Apparently, Elon Musk decided some time ago that the future was the internet, electric cars, and space travel. So he founded PayPal, developed the Tesla electric car, and launched commercially viable rockets into space.
Right now he’s in the news again having declared that SpaceX:
… plans to pursue a heavy version of the Falcon 9 booster; the numbers attributed to it did come as something of a surprise: 53,000 kilograms to LEO at about $100 million per launch for commercial customers.
In case you are not familiar with launch costs and launch masses:
In short, according to Musk, the Falcon Heavy will offer approximately twice the performance of the Delta IV Heavy [the existing rocket in that niche] at approximately one third the cost; or, as he helpfully added, six times the value.
What’s more:
Given the fact that the SpaceX Falcon rockets are not based on any radical technological breakthrough that lowered their costs, one has to ask just how bad a deal has the taxpayer been getting from the Atlas V and Delta IV, products of the legacy aerospace establishment? Soon to be deprived of the hyper-expensive Space Shuttle as their own point of comparison, the answer would appear to be much worse than we ever imagined.

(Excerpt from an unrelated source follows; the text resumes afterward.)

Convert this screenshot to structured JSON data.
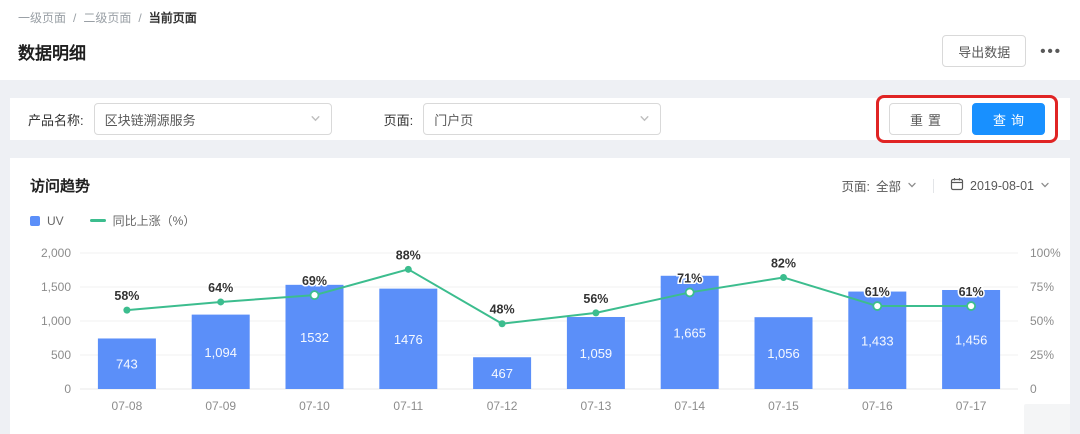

I take two points from this. First, we’re on our way to the stars baby! Most space nuts seem really optimistic but I’ve been pessimistic for some time that anyone will get off their behind and start aggressively progressing space technology to a point where we can do interesting things again.
Second, costs are slippery. There are a lot of ways of achieving the same outcome, and it is easy to measure progress in inputs (costs) than outputs, and become wedded to the inputs.